Accordingly, it would be desirable to recover useful heat from steam cracking furnace effluent in the absence of rapid fouling and absent direct quenching.
U.S. Pat. Nos. 4,279,733 and 4,279,734 propose cracking methods using a quencher, indirect heat exchanger and fractionator to cool effluent, resulting from steam cracking.
U.S. Pat. Nos. 4,150,716 and 4,233,137 propose a heat recovery apparatus comprising a pre-cooling zone where the effluent resulting from steam cracking is brought into contact with a sprayed quenching oil, a heat recovery zone, and a separating zone.
Lohr et al., “Steam-cracker Economy Keyed to Quenching,” Oil & Gas Journal, Vol. 76 (No. 20), pp. 63-68, (1978), proposes a two-stage quenching involving indirect quenching with a transfer line heat exchanger to produce high-pressure steam along with direct quenching with a quench oil to produce medium-pressure steam.
U.S. Pat. Nos. 5,092,981 and 5,324,486 propose a two-stage quench process for effluent from steam cracking, comprising a primary transfer line heat exchanger which functions to rapidly cool furnace effluent and to generate high temperature steam and a secondary transfer line heat exchanger which functions to cool the furnace effluent to as low a temperature as possible consistent with efficient primary fractionator or quench tower performance and to generate medium- to low-pressure steam.
U.S. Pat. No. 5,107,921 proposes transfer line exchangers having multiple tube passes of different tube diameters. U.S. Pat. No. 4,457,364 proposes a close-coupled transfer line heat exchanger unit.

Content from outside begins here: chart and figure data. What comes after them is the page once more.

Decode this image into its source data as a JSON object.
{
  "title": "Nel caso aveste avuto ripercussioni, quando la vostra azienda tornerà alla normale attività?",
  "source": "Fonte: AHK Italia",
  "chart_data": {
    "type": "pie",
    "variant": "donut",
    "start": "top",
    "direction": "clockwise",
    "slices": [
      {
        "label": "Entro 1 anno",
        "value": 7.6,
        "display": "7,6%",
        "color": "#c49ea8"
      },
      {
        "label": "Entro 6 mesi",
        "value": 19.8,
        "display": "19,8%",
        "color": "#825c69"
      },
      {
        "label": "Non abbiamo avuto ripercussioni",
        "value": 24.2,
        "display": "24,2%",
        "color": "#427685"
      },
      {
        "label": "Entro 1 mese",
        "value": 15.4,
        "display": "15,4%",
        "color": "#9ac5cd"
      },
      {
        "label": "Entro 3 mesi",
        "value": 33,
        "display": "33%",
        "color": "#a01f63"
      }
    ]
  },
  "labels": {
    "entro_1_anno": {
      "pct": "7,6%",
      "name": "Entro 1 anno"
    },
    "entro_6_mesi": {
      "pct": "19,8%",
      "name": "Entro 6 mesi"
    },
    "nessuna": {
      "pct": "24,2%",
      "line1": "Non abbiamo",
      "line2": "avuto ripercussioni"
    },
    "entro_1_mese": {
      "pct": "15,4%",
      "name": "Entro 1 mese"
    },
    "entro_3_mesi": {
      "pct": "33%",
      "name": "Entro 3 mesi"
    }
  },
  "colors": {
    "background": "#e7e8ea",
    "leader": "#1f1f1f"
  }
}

U.S. Pat. No. 3,923,921 proposes a naphtha steam cracking process comprising passing effluent through a transfer line exchanger to cool the effluent and thereafter through a quench tower.

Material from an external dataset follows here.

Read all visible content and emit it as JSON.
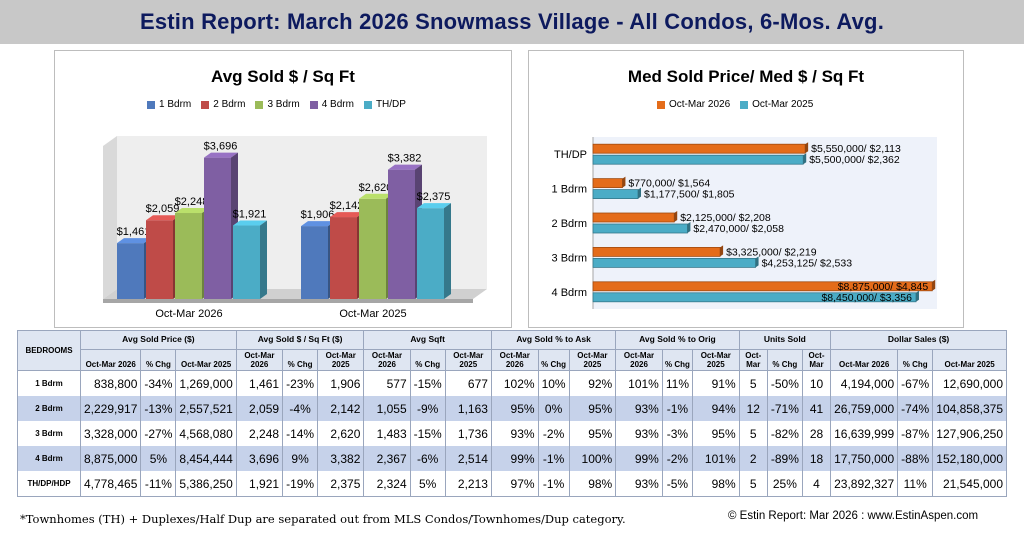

WO 93/12200 proposes a method for quenching the gaseous effluent from a hydrocarbon pyrolysis unit by passing the effluent through transfer line heat exchangers and then quenching the effluent with liquid water so that the effluent is cooled to a temperature in the range of 105° C. to 130° C. (221° F. to 266° F.), such that heavy oils and tars condense, as the effluent enters a primary separation vessel. The condensed oils and tars are separated from the gaseous effluent in the primary separation vessel and the remaining gaseous effluent is passed to a quench tower where the temperature of the effluent is reduced to a level at which the effluent is chemically stable.

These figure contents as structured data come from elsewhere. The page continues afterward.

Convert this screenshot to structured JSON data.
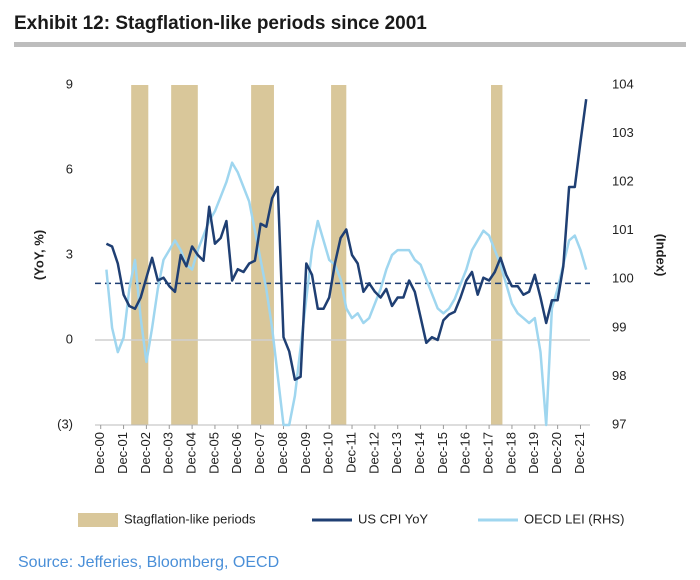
{
  "chart_data": {
    "type": "line",
    "title": "Exhibit 12: Stagflation-like periods since 2001",
    "source": "Source: Jefferies, Bloomberg, OECD",
    "ylabel": "(YoY, %)",
    "y2label": "(Index)",
    "xlim": [
      "2000-09",
      "2022-05"
    ],
    "ylim": [
      -3,
      9
    ],
    "yticks": [
      {
        "value": -3,
        "label": "(3)"
      },
      0,
      3,
      6,
      9
    ],
    "y2lim": [
      97,
      104
    ],
    "y2ticks": [
      97,
      98,
      99,
      100,
      101,
      102,
      103,
      104
    ],
    "reference_line": 2,
    "xticks": [
      {
        "value": "2000-12",
        "label": "Dec-00"
      },
      {
        "value": "2001-12",
        "label": "Dec-01"
      },
      {
        "value": "2002-12",
        "label": "Dec-02"
      },
      {
        "value": "2003-12",
        "label": "Dec-03"
      },
      {
        "value": "2004-12",
        "label": "Dec-04"
      },
      {
        "value": "2005-12",
        "label": "Dec-05"
      },
      {
        "value": "2006-12",
        "label": "Dec-06"
      },
      {
        "value": "2007-12",
        "label": "Dec-07"
      },
      {
        "value": "2008-12",
        "label": "Dec-08"
      },
      {
        "value": "2009-12",
        "label": "Dec-09"
      },
      {
        "value": "2010-12",
        "label": "Dec-10"
      },
      {
        "value": "2011-12",
        "label": "Dec-11"
      },
      {
        "value": "2012-12",
        "label": "Dec-12"
      },
      {
        "value": "2013-12",
        "label": "Dec-13"
      },
      {
        "value": "2014-12",
        "label": "Dec-14"
      },
      {
        "value": "2015-12",
        "label": "Dec-15"
      },
      {
        "value": "2016-12",
        "label": "Dec-16"
      },
      {
        "value": "2017-12",
        "label": "Dec-17"
      },
      {
        "value": "2018-12",
        "label": "Dec-18"
      },
      {
        "value": "2019-12",
        "label": "Dec-19"
      },
      {
        "value": "2020-12",
        "label": "Dec-20"
      },
      {
        "value": "2021-12",
        "label": "Dec-21"
      }
    ],
    "shading": {
      "name": "Stagflation-like periods",
      "color": "#d9c79a",
      "periods": [
        {
          "start": "2002-04",
          "end": "2003-01"
        },
        {
          "start": "2004-01",
          "end": "2005-03"
        },
        {
          "start": "2007-07",
          "end": "2008-07"
        },
        {
          "start": "2011-01",
          "end": "2011-09"
        },
        {
          "start": "2018-01",
          "end": "2018-07"
        }
      ]
    },
    "x": [
      "2001-03",
      "2001-06",
      "2001-09",
      "2001-12",
      "2002-03",
      "2002-06",
      "2002-09",
      "2002-12",
      "2003-03",
      "2003-06",
      "2003-09",
      "2003-12",
      "2004-03",
      "2004-06",
      "2004-09",
      "2004-12",
      "2005-03",
      "2005-06",
      "2005-09",
      "2005-12",
      "2006-03",
      "2006-06",
      "2006-09",
      "2006-12",
      "2007-03",
      "2007-06",
      "2007-09",
      "2007-12",
      "2008-03",
      "2008-06",
      "2008-09",
      "2008-12",
      "2009-03",
      "2009-06",
      "2009-09",
      "2009-12",
      "2010-03",
      "2010-06",
      "2010-09",
      "2010-12",
      "2011-03",
      "2011-06",
      "2011-09",
      "2011-12",
      "2012-03",
      "2012-06",
      "2012-09",
      "2012-12",
      "2013-03",
      "2013-06",
      "2013-09",
      "2013-12",
      "2014-03",
      "2014-06",
      "2014-09",
      "2014-12",
      "2015-03",
      "2015-06",
      "2015-09",
      "2015-12",
      "2016-03",
      "2016-06",
      "2016-09",
      "2016-12",
      "2017-03",
      "2017-06",
      "2017-09",
      "2017-12",
      "2018-03",
      "2018-06",
      "2018-09",
      "2018-12",
      "2019-03",
      "2019-06",
      "2019-09",
      "2019-12",
      "2020-03",
      "2020-06",
      "2020-09",
      "2020-12",
      "2021-03",
      "2021-06",
      "2021-09",
      "2021-12",
      "2022-03"
    ],
    "series": [
      {
        "name": "US CPI YoY",
        "color": "#1f3f73",
        "values": [
          3.4,
          3.3,
          2.7,
          1.6,
          1.2,
          1.1,
          1.5,
          2.2,
          2.9,
          2.1,
          2.2,
          1.9,
          1.7,
          3.0,
          2.6,
          3.3,
          3.0,
          2.8,
          4.7,
          3.4,
          3.6,
          4.2,
          2.1,
          2.5,
          2.4,
          2.7,
          2.8,
          4.1,
          4.0,
          5.0,
          5.4,
          0.1,
          -0.4,
          -1.4,
          -1.3,
          2.7,
          2.3,
          1.1,
          1.1,
          1.5,
          2.7,
          3.6,
          3.9,
          3.0,
          2.7,
          1.7,
          2.0,
          1.7,
          1.5,
          1.8,
          1.2,
          1.5,
          1.5,
          2.1,
          1.7,
          0.8,
          -0.1,
          0.1,
          0.0,
          0.7,
          0.9,
          1.0,
          1.5,
          2.1,
          2.4,
          1.6,
          2.2,
          2.1,
          2.4,
          2.9,
          2.3,
          1.9,
          1.9,
          1.6,
          1.7,
          2.3,
          1.5,
          0.6,
          1.4,
          1.4,
          2.6,
          5.4,
          5.4,
          7.0,
          8.5
        ]
      },
      {
        "name": "OECD LEI (RHS)",
        "color": "#9fd6ef",
        "axis": "y2",
        "values": [
          100.2,
          99.0,
          98.5,
          98.8,
          99.8,
          100.4,
          99.2,
          98.3,
          99.0,
          99.8,
          100.4,
          100.6,
          100.8,
          100.6,
          100.3,
          100.2,
          100.6,
          100.9,
          101.2,
          101.4,
          101.7,
          102.0,
          102.4,
          102.2,
          101.9,
          101.6,
          101.0,
          100.4,
          99.8,
          99.0,
          98.0,
          97.0,
          97.0,
          97.6,
          98.6,
          99.6,
          100.6,
          101.2,
          100.8,
          100.4,
          100.3,
          100.0,
          99.4,
          99.2,
          99.3,
          99.1,
          99.2,
          99.5,
          99.8,
          100.2,
          100.5,
          100.6,
          100.6,
          100.6,
          100.4,
          100.3,
          100.0,
          99.7,
          99.4,
          99.3,
          99.4,
          99.6,
          99.9,
          100.2,
          100.6,
          100.8,
          101.0,
          100.9,
          100.6,
          100.3,
          99.9,
          99.5,
          99.3,
          99.2,
          99.1,
          99.2,
          98.5,
          97.0,
          99.4,
          99.8,
          100.3,
          100.8,
          100.9,
          100.6,
          100.2
        ]
      }
    ]
  }
}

EP 205 205 proposes a method for cooling a fluid such as a cracked reaction product by using transfer line exchangers having two or more separate heat exchanging sections.
JP 2001-40366 proposes cooling mixed gas in a high temperature range with a horizontal heat exchanger and then with a vertical heat exchanger having its heat exchange planes installed in the vertical direction. A heavy component condensed in the vertical exchanger is thereafter separated by distillation at downstream refining steps.
WO 00/56841; GB 1,390,382; GB 1,309,309; and U.S. Pat. Nos. 4,444,697; 4,446,003; 4,121,908; 4,150,716; 4,233,137; 3,923,921; 3,907,661; and 3,959,420; propose various apparatus for quenching a hot cracked gaseous stream wherein the hot gaseous stream is passed through a quench pipe or quench tube wherein a liquid coolant (quench oil) is injected.